It is true in one dimension that $H^1$ is continuously embedded in $L^{\infty}.$

Now, consider a compact interval $[0,1]$ with a partition $I_n:=([m/n,(m+1)/n])_{m \in \left\{0,...,n-1 \right\}}$ and a function $f$ on $I_n$ that is constant on every interval $[m/n,(m+1)/n].$

Then we can define the discrete derivative $f'(x)=n\left(\tfrac{f\left(\tfrac{x+1}{n}\right)-f\left(\tfrac{x-1}{n}\right)}{2}\right)$ and modify it accordingly on the boundary of the partition.

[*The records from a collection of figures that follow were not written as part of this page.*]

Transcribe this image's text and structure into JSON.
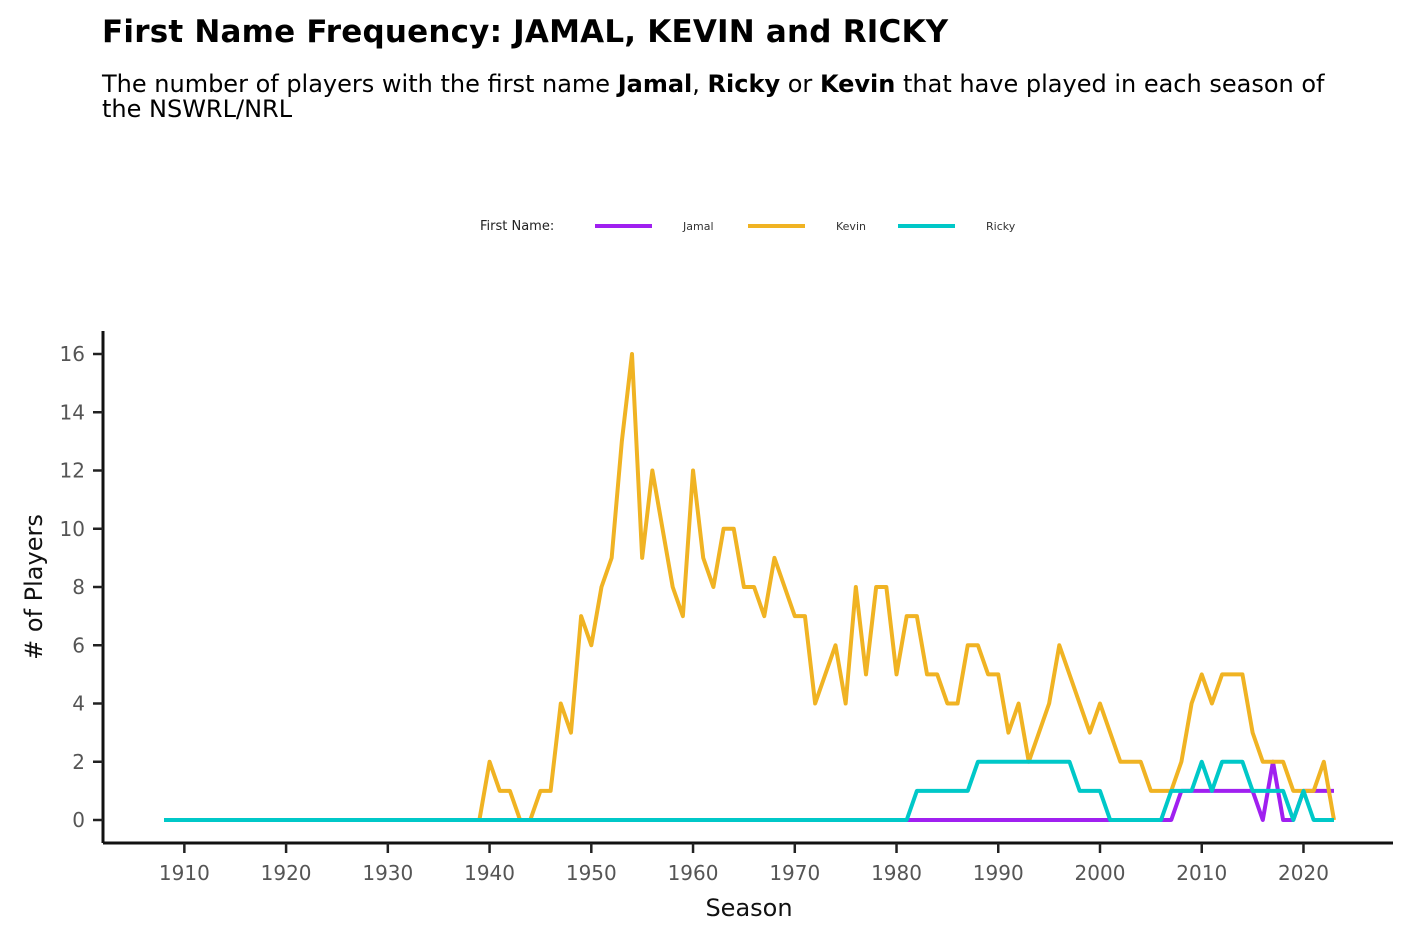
{
  "chart_data": {
    "type": "line",
    "title": "First Name Frequency: JAMAL, KEVIN and RICKY",
    "subtitle_parts": {
      "lead": "The number of players with the first name",
      "name1": "Jamal",
      "sep": ",",
      "name2": "Ricky",
      "or": "or",
      "name3": "Kevin",
      "tail": "that have played in each season of the NSWRL/NRL"
    },
    "xlabel": "Season",
    "ylabel": "# of Players",
    "xlim": [
      1908,
      2023
    ],
    "ylim": [
      0,
      16
    ],
    "x_ticks": [
      1910,
      1920,
      1930,
      1940,
      1950,
      1960,
      1970,
      1980,
      1990,
      2000,
      2010,
      2020
    ],
    "y_ticks": [
      0,
      2,
      4,
      6,
      8,
      10,
      12,
      14,
      16
    ],
    "legend": {
      "title": "First Name:",
      "position": "top"
    },
    "grid": false,
    "series": [
      {
        "name": "Jamal",
        "color": "#a020f0",
        "points": [
          [
            1908,
            0
          ],
          [
            2007,
            0
          ],
          [
            2008,
            1
          ],
          [
            2015,
            1
          ],
          [
            2016,
            0
          ],
          [
            2017,
            2
          ],
          [
            2018,
            0
          ],
          [
            2019,
            0
          ],
          [
            2020,
            1
          ],
          [
            2023,
            1
          ]
        ]
      },
      {
        "name": "Kevin",
        "color": "#f0b323",
        "points": [
          [
            1908,
            0
          ],
          [
            1939,
            0
          ],
          [
            1940,
            2
          ],
          [
            1941,
            1
          ],
          [
            1942,
            1
          ],
          [
            1943,
            0
          ],
          [
            1944,
            0
          ],
          [
            1945,
            1
          ],
          [
            1946,
            1
          ],
          [
            1947,
            4
          ],
          [
            1948,
            3
          ],
          [
            1949,
            7
          ],
          [
            1950,
            6
          ],
          [
            1951,
            8
          ],
          [
            1952,
            9
          ],
          [
            1953,
            13
          ],
          [
            1954,
            16
          ],
          [
            1955,
            9
          ],
          [
            1956,
            12
          ],
          [
            1957,
            10
          ],
          [
            1958,
            8
          ],
          [
            1959,
            7
          ],
          [
            1960,
            12
          ],
          [
            1961,
            9
          ],
          [
            1962,
            8
          ],
          [
            1963,
            10
          ],
          [
            1964,
            10
          ],
          [
            1965,
            8
          ],
          [
            1966,
            8
          ],
          [
            1967,
            7
          ],
          [
            1968,
            9
          ],
          [
            1969,
            8
          ],
          [
            1970,
            7
          ],
          [
            1971,
            7
          ],
          [
            1972,
            4
          ],
          [
            1973,
            5
          ],
          [
            1974,
            6
          ],
          [
            1975,
            4
          ],
          [
            1976,
            8
          ],
          [
            1977,
            5
          ],
          [
            1978,
            8
          ],
          [
            1979,
            8
          ],
          [
            1980,
            5
          ],
          [
            1981,
            7
          ],
          [
            1982,
            7
          ],
          [
            1983,
            5
          ],
          [
            1984,
            5
          ],
          [
            1985,
            4
          ],
          [
            1986,
            4
          ],
          [
            1987,
            6
          ],
          [
            1988,
            6
          ],
          [
            1989,
            5
          ],
          [
            1990,
            5
          ],
          [
            1991,
            3
          ],
          [
            1992,
            4
          ],
          [
            1993,
            2
          ],
          [
            1994,
            3
          ],
          [
            1995,
            4
          ],
          [
            1996,
            6
          ],
          [
            1997,
            5
          ],
          [
            1998,
            4
          ],
          [
            1999,
            3
          ],
          [
            2000,
            4
          ],
          [
            2001,
            3
          ],
          [
            2002,
            2
          ],
          [
            2003,
            2
          ],
          [
            2004,
            2
          ],
          [
            2005,
            1
          ],
          [
            2006,
            1
          ],
          [
            2007,
            1
          ],
          [
            2008,
            2
          ],
          [
            2009,
            4
          ],
          [
            2010,
            5
          ],
          [
            2011,
            4
          ],
          [
            2012,
            5
          ],
          [
            2013,
            5
          ],
          [
            2014,
            5
          ],
          [
            2015,
            3
          ],
          [
            2016,
            2
          ],
          [
            2017,
            2
          ],
          [
            2018,
            2
          ],
          [
            2019,
            1
          ],
          [
            2020,
            1
          ],
          [
            2021,
            1
          ],
          [
            2022,
            2
          ],
          [
            2023,
            0
          ]
        ]
      },
      {
        "name": "Ricky",
        "color": "#00c8c8",
        "points": [
          [
            1908,
            0
          ],
          [
            1981,
            0
          ],
          [
            1982,
            1
          ],
          [
            1987,
            1
          ],
          [
            1988,
            2
          ],
          [
            1997,
            2
          ],
          [
            1998,
            1
          ],
          [
            2000,
            1
          ],
          [
            2001,
            0
          ],
          [
            2006,
            0
          ],
          [
            2007,
            1
          ],
          [
            2009,
            1
          ],
          [
            2010,
            2
          ],
          [
            2011,
            1
          ],
          [
            2012,
            2
          ],
          [
            2014,
            2
          ],
          [
            2015,
            1
          ],
          [
            2018,
            1
          ],
          [
            2019,
            0
          ],
          [
            2020,
            1
          ],
          [
            2021,
            0
          ],
          [
            2023,
            0
          ]
        ]
      }
    ]
  }
}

If we then define the $H^1_n$ norm on the space of such functions $$\Vert f \Vert _{H^1_n} := \sqrt{ \frac{1}{n} \sum_{i=1}^n \left(\left\Vert f\left( \frac{i}{n} \right) \right\Vert^2 +\left\Vert f'\left( \frac{i}{n} \right) \right\Vert^2\right) },$$

it is obvious that $H^1_n$ embeds of course continuously into $L^{\infty}.$

However, I am wondering whether $\Vert f \Vert_{L^{\infty}} \le C \Vert f \Vert_{H^1_n}$ holds for a constant independent of $n$ and $f$? This is to say, is this a discrete approximation of the Sobolev embedding theorem?